La Norvège en deuil : Harald V, le dernier roi d’une époque, s’est éteint
Oslo est en deuil. Ce vendredi 28 août, la Norvège a perdu son roi. Harald V s’est éteint paisiblement à l’hôpital universitaire d’Oslo, à 6 h 35 du matin. Il avait 89 ans. Avec sa disparition, c’est une page de plus de trois décennies de l’histoire norvégienne qui se tourne.

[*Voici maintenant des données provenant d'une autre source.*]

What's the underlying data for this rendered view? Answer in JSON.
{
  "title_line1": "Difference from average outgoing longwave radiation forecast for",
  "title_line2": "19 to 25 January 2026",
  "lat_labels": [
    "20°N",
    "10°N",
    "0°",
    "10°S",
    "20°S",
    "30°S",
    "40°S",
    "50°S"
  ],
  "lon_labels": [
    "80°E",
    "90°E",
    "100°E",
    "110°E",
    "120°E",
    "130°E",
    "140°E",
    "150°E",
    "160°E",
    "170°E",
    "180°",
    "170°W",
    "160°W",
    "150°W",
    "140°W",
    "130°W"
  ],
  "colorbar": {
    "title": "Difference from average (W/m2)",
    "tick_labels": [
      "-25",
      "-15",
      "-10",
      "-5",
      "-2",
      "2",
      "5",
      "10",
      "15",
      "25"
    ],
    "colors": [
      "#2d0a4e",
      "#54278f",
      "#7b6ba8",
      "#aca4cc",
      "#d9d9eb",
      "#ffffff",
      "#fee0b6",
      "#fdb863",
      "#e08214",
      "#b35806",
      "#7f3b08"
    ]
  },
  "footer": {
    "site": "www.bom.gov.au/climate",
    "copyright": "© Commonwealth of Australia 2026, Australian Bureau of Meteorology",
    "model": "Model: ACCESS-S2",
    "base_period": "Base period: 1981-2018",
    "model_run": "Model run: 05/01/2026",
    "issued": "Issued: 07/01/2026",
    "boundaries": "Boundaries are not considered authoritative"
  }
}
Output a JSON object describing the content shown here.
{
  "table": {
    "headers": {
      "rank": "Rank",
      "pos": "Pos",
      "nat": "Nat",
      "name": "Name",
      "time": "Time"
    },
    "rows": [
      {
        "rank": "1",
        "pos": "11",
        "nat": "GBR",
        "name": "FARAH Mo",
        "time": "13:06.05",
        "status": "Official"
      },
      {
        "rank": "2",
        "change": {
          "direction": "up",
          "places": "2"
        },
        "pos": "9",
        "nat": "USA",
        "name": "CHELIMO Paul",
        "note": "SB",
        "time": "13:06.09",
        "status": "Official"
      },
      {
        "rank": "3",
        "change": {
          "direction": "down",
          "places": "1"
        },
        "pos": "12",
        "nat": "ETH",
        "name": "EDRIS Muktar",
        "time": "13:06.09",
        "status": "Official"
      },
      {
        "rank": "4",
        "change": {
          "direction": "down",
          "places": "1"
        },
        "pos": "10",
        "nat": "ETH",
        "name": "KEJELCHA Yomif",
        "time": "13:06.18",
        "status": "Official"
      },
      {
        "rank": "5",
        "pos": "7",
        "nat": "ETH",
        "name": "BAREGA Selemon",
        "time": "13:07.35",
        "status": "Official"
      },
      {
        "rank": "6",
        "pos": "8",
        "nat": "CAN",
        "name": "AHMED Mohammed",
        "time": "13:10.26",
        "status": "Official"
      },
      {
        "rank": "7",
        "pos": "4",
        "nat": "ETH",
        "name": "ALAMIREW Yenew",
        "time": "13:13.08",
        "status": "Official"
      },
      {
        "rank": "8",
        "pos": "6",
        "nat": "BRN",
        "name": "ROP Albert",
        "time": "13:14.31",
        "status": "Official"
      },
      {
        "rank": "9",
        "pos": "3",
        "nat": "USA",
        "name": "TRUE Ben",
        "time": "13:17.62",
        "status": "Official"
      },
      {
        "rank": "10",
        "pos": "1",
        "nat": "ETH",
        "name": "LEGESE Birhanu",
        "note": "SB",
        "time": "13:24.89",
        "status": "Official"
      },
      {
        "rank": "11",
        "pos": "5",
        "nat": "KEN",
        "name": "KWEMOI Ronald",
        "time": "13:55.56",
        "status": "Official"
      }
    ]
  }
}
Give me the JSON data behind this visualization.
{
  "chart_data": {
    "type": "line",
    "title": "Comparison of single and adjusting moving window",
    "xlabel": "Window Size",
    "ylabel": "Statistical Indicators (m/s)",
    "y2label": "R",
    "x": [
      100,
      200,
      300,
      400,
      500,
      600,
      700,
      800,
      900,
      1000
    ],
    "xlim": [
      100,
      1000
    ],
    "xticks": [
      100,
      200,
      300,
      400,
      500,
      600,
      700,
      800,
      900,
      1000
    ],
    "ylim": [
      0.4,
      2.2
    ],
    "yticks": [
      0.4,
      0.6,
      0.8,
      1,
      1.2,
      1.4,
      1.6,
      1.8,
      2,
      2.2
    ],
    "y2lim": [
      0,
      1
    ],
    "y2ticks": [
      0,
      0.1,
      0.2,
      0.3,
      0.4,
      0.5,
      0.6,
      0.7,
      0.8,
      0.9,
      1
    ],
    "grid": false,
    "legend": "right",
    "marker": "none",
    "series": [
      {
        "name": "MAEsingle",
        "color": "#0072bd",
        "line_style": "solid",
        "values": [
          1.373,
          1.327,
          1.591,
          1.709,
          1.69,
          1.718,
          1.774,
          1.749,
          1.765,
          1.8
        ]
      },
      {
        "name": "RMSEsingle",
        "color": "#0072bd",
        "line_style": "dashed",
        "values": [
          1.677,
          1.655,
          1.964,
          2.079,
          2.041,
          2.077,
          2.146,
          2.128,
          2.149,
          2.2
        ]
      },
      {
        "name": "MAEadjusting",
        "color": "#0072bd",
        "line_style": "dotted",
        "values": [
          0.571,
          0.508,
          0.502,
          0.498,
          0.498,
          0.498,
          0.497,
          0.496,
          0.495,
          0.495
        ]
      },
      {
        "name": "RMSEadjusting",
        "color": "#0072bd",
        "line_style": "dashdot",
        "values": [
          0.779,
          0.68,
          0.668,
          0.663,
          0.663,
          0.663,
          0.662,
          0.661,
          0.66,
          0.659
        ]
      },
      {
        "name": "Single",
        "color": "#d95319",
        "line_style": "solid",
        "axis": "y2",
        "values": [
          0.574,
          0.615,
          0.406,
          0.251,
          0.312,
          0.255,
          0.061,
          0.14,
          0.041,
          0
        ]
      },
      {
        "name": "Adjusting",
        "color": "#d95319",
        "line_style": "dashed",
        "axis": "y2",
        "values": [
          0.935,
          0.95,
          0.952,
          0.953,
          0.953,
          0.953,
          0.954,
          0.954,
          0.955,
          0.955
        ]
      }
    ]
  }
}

Pendant trente-cinq ans, Harald V aura incarné une monarchie à la fois discrète, moderne et profondément attachée à son peuple. Monté sur le trône en 1991 après la mort de son père, Olav V, il était devenu au fil des années bien davantage qu’un chef d’État : une figure familière, rassurante, presque intime pour plusieurs générations de Norvégiens.
Il était aussi, jusqu’à sa mort, le plus vieux monarque régnant d’Europe.
Un roi proche de son peuple
Harald V avait cette qualité rare chez les souverains : celle de savoir donner l’impression d’être proche sans jamais renoncer à la dignité de sa fonction.
Son histoire personnelle avait contribué à cette image. Né en 1937, il avait connu l’exil pendant la Seconde Guerre mondiale avant de retrouver la Norvège. Passionné de voile, il avait représenté son pays aux Jeux olympiques. En 1968, son mariage avec Sonja Haraldsen, une roturière, avait également marqué la volonté d’une monarchie capable d’évoluer avec son époque.
Mais c’est surtout dans les moments difficiles que Harald avait montré ce que représentait, pour lui, la fonction royale. Après les attentats de 2011, ses paroles en faveur de la tolérance et de l’unité avaient profondément marqué les Norvégiens. Il avait cette capacité à parler à la nation sans emphase, avec une simplicité qui était devenue sa signature.
« Une nation entière est en deuil »
Le Premier ministre Jonas Gahr Støre a immédiatement salué la mémoire du souverain. Pour lui, Harald V aura consacré plus de trois décennies au service de la Norvège, avec une foi profonde dans son peuple et dans les valeurs qui unissent le pays.
Ces mots résonnent particulièrement pour moi.
J’ai eu la chance de rencontrer Jonas Gahr Støre bien avant qu’il ne devienne Premier ministre. Alors ministre des Affaires étrangères, il avait accepté de venir répondre à mes questions dans une interview télévisée. J’avais découvert un homme profondément attaché à son pays, à son histoire et à cette conception très particulière de la politique norvégienne, faite de dialogue, de pragmatisme et de proximité.
Depuis cette rencontre, j’ai toujours conservé un attachement particulier à la Norvège.
C’est donc avec une émotion toute personnelle que j’accueille aujourd’hui cette nouvelle. Il y a des disparitions qui dépassent la seule actualité politique. Celle de Harald V est de celles-là.
Une émotion qui dépasse les frontières
Les drapeaux norvégiens sont mis en berne et les hommages affluent de nombreux pays. À Oslo, les Norvégiens viennent rendre hommage à leur souverain dans une atmosphère empreinte de gravité et de respect.
Et déjà, une nouvelle ère commence.
Son fils, le prince héritier Haakon, succède à son père et devient le nouveau roi de Norvège, sous le nom de Haakon VIII. Il hérite d’une monarchie profondément associée à la personnalité de son père.
La tâche qui l’attend est immense : perpétuer une institution qui, sous Harald V, avait su conserver sa place dans une société moderne tout en restant profondément humaine.
Harald, lui, laisse derrière lui une Norvège qu’il aura accompagnée pendant trente-cinq ans.
Et peut-être est-ce cela, finalement, qui résume le mieux son règne : il n’aura pas cherché à être un roi spectaculaire. Il aura simplement été là. Présent dans les grandes cérémonies comme dans les drames nationaux, dans les moments de fête comme dans les heures de chagrin.
Aujourd’hui, la Norvège lui dit au revoir.
Et pour celles et ceux qui, comme moi, ont appris à aimer ce pays, ses paysages, sa culture et cette étonnante proximité entre ses institutions et ses citoyens, ce départ a une résonance particulière.
La Norvège perd son roi. L’Europe perd l’un de ses derniers grands témoins d’une époque.